|
SIMD lines are just a miniaturization of older vector processors as co-processors, a-la CRAY in a box. As an HPC sysadmin and scientific software developer/researcher, I can confidently say that SIMD can provide real performance gains, however there are trade-offs and decisions to be made. - First of all, SIMD is very data-hungry. You either need to constantly push data into it, or modify the data you've pushed a lot. Otherwise you just sit. - Then there comes power and frequency penalty. In Intel's case, it needs humongous amount of power in CPU budget terms, and it creates heat and slowdowns. So you have to test your code with SIMD or without it (-mtune, -march, etc.). If your code is as speedy or faster, use SIMD. - Moreover, you can't just compile an extremely optimized binary and fan it out. Older processors will just throw "illegal instruction" and halt. You either will provide multiple binaries with specific optimizations for each, or lowest common denominator for a vendor (AMD binary and Intel binary), or just throw all out. The best way is giving the source out and providing a simple makefile to let the researcher/user compile it, but not all code is open, one may guess. Creating a universal with multiple code paths is also possible, yet needs a lot of elbow grease, and may not be always optimal. - Lastly, your code don't have to be embarrassingly parallel to be able to use SIMD. Matrix/linear algebra libraries like Eigen can almost abuse the processor's all units when compiled with correct flags (-O3, -mtune=native, -march=native). However, if you want to accelerate small data with SIMD, you need to create a parallel loop which needs to saturate SIMD pipelines. Which OpenMP can easily do with parallel_for.
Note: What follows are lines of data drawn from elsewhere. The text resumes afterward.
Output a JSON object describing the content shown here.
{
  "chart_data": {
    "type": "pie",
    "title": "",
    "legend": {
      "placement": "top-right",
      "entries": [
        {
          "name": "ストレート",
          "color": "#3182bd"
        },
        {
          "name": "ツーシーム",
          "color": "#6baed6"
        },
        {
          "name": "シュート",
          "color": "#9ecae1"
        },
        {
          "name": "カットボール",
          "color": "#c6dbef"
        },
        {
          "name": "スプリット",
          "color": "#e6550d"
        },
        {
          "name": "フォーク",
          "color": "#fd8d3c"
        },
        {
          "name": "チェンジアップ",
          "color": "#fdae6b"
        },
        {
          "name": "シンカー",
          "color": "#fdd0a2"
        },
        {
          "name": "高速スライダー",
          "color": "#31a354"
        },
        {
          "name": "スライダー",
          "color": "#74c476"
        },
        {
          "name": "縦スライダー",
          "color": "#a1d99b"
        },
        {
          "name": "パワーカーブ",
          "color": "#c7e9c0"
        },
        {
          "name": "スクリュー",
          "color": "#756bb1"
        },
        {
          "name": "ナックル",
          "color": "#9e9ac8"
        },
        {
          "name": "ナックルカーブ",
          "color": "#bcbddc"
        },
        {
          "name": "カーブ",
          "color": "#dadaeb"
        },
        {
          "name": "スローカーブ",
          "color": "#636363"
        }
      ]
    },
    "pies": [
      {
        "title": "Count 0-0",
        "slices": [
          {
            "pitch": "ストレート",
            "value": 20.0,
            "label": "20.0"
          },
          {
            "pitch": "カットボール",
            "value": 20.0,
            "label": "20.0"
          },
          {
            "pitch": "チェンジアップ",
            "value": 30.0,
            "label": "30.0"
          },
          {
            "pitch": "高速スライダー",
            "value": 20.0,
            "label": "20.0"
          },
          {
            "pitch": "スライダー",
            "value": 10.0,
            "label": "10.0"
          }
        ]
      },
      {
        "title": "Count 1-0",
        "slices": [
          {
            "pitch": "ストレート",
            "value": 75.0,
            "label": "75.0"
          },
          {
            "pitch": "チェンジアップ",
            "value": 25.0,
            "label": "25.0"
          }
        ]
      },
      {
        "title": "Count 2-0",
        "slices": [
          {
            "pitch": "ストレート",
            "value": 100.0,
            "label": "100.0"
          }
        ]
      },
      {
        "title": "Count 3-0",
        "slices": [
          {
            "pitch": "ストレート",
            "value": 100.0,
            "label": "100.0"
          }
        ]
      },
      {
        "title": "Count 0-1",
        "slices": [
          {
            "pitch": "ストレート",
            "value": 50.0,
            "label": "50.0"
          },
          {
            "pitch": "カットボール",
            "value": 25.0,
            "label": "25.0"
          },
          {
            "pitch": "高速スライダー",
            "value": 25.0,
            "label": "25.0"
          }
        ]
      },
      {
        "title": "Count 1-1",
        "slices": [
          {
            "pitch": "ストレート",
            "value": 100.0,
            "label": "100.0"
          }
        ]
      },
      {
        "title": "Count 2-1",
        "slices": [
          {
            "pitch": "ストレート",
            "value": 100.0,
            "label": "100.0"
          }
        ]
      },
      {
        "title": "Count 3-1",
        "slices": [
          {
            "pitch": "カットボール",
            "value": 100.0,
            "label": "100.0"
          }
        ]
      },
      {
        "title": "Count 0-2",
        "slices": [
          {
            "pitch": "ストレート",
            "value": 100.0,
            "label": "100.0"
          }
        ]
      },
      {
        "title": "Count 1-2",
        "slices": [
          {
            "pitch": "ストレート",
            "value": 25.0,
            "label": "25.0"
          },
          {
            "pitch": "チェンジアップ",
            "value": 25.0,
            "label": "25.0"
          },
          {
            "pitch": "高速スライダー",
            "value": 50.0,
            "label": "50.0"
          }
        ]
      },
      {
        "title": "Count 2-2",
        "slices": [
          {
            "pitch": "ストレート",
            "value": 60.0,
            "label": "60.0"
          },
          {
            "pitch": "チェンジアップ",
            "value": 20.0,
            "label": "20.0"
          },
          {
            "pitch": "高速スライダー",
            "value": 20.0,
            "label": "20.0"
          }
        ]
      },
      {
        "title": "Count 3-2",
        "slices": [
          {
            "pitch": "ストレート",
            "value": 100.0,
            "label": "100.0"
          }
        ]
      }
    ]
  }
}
All of this doesn't change that SIMD is a special horse which can't run in all courses, however its not useless. |
I think you're missing the point of my post, I agree with all your points in specificity (except one, but not the forum to discuss FMV in modern compilers) but they miss the grander point that Intel hasn't made computers faster via more SIMD. The amount of expertise required to make use of it is just more evidence of that.